ELECTROSLEEVING APPLICATIONS


11th International Conference on CANDU® Maintenance and Nuclear Components - 2017 Oct. 01-04

Presented at:
11th International Conference on CANDU® Maintenance and Nuclear Components
2017 Oct. 01-04
Location:
Toronto, ON Canada
Session Title:
Component Corrosion and Corrosion Control

Authors:
L. Djordjic (Kinectrics)
G. Palumbo (Integran)
  

Abstract

Different mechanisms of localized corrosion are present in power and process piping at nuclear plants. The inspection, monitoring, and repair of the corrosion affected areas are done during outages, regular or forced, and can be very costly; in certain cases, the unit might be de-rated, or the permanent shutdown of a reactor is required.

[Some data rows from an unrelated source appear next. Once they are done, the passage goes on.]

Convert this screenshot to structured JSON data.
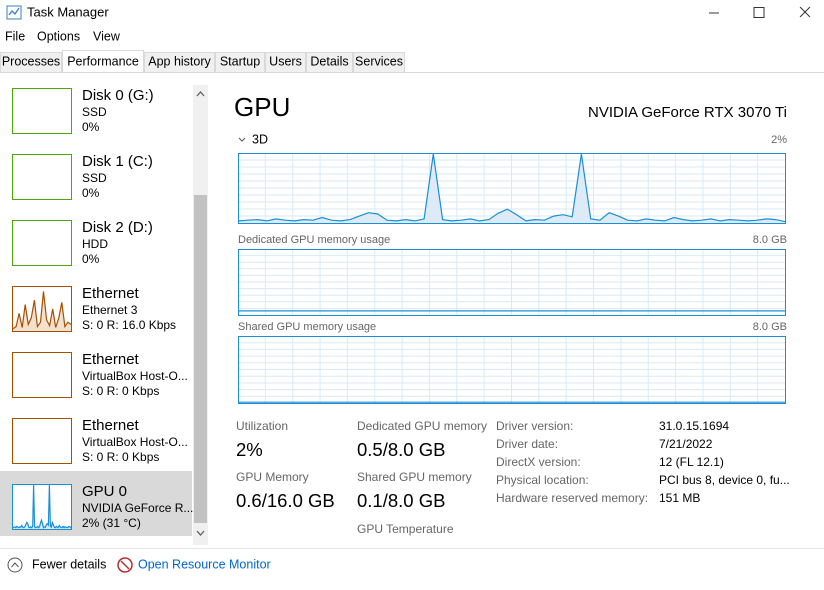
{
  "window": {
    "title": "Task Manager"
  },
  "menu": [
    "File",
    "Options",
    "View"
  ],
  "tabs": [
    "Processes",
    "Performance",
    "App history",
    "Startup",
    "Users",
    "Details",
    "Services"
  ],
  "sidebar": [
    {
      "name": "Disk 0 (G:)",
      "sub": "SSD",
      "value": "0%"
    },
    {
      "name": "Disk 1 (C:)",
      "sub": "SSD",
      "value": "0%"
    },
    {
      "name": "Disk 2 (D:)",
      "sub": "HDD",
      "value": "0%"
    },
    {
      "name": "Ethernet",
      "sub": "Ethernet 3",
      "value": "S: 0 R: 16.0 Kbps",
      "graph": {
        "ylim": [
          0,
          100
        ],
        "values": [
          5,
          10,
          40,
          8,
          60,
          15,
          30,
          70,
          10,
          20,
          90,
          25,
          12,
          50,
          8,
          30,
          65,
          10,
          20,
          15
        ]
      }
    },
    {
      "name": "Ethernet",
      "sub": "VirtualBox Host-O...",
      "value": "S: 0 R: 0 Kbps"
    },
    {
      "name": "Ethernet",
      "sub": "VirtualBox Host-O...",
      "value": "S: 0 R: 0 Kbps"
    },
    {
      "name": "GPU 0",
      "sub": "NVIDIA GeForce R...",
      "value": "2% (31 °C)"
    }
  ],
  "panel": {
    "title": "GPU",
    "device": "NVIDIA GeForce RTX 3070 Ti",
    "graphs": [
      {
        "label": "3D",
        "current": "2%",
        "ylim": [
          0,
          100
        ],
        "values": [
          3,
          4,
          5,
          3,
          6,
          4,
          3,
          5,
          4,
          8,
          4,
          3,
          5,
          10,
          15,
          13,
          4,
          3,
          5,
          3,
          6,
          100,
          5,
          3,
          4,
          6,
          3,
          5,
          14,
          20,
          12,
          3,
          5,
          4,
          10,
          12,
          9,
          100,
          6,
          4,
          15,
          10,
          4,
          3,
          6,
          4,
          3,
          8,
          5,
          3,
          4,
          6,
          3,
          5,
          4,
          3,
          4,
          6,
          5,
          2
        ]
      },
      {
        "label": "Dedicated GPU memory usage",
        "max": "8.0 GB",
        "ylim": [
          0,
          8
        ],
        "values": [
          0.5,
          0.5,
          0.5,
          0.5,
          0.5,
          0.5,
          0.5,
          0.5,
          0.5,
          0.5,
          0.5,
          0.5
        ]
      },
      {
        "label": "Shared GPU memory usage",
        "max": "8.0 GB",
        "ylim": [
          0,
          8
        ],
        "values": [
          0.1,
          0.1,
          0.1,
          0.1,
          0.1,
          0.1,
          0.1,
          0.1,
          0.1,
          0.1,
          0.1,
          0.1
        ]
      }
    ],
    "stats": [
      {
        "label": "Utilization",
        "value": "2%"
      },
      {
        "label": "GPU Memory",
        "value": "0.6/16.0 GB"
      },
      {
        "label": "Dedicated GPU memory",
        "value": "0.5/8.0 GB"
      },
      {
        "label": "Shared GPU memory",
        "value": "0.1/8.0 GB"
      },
      {
        "label": "GPU Temperature"
      }
    ],
    "details": [
      [
        "Driver version:",
        "31.0.15.1694"
      ],
      [
        "Driver date:",
        "7/21/2022"
      ],
      [
        "DirectX version:",
        "12 (FL 12.1)"
      ],
      [
        "Physical location:",
        "PCI bus 8, device 0, fu..."
      ],
      [
        "Hardware reserved memory:",
        "151 MB"
      ]
    ]
  },
  "footer": {
    "fewer": "Fewer details",
    "monitor": "Open Resource Monitor"
  }
}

The conventional repair methods such as mechanically expanded or welded sleeving might be unsuitable as they leave residual stresses, deformation, or alteration of the original material microstructure.
Electrosleeve™ utilizes electrodeposition of a nanocrystalline nickel micro alloy on the internal surface of the piping. It is a non-intrusive and low-temperature process that applies a continuously bonded high strength inner tubular electroform having an average grain size of 100 nm. The electrosleeve provides superior thermal, mechanical, and creep performance with corrosion resistance being comparable to that of high purity nickel. The yield and tensile strength of the nanocrystalline structure is significantly higher than that of conventional wrought alloys, while maintaining good ductility and fracture toughness. The thickness of the plating layer depends on the overall thickness of the piping and regulatory requirements for a repair. Electrosleeve™ is capable of fully restoring the structural integrity of the affected area and rehabilitation of a pressure boundary.
Ontario Hydro's Technologies (OHT) originally developed this technology and it was first applied in 1994, at Ontario Hydro’s Pickering Nuclear Generating Station (PNGS) Unit 5 for a repair of steam generator (SG) tubing. Integran Technologies and Kinectrics are developing this technology to be more universal by applying the same principles on larger diameter piping. The process steps, current density, solution compositions, flow rates, and temperature are optimized for a particular problem. The repair is in-situ, and the NDE inspection is necessary to confirm adhesion and the structural integrity of the layer.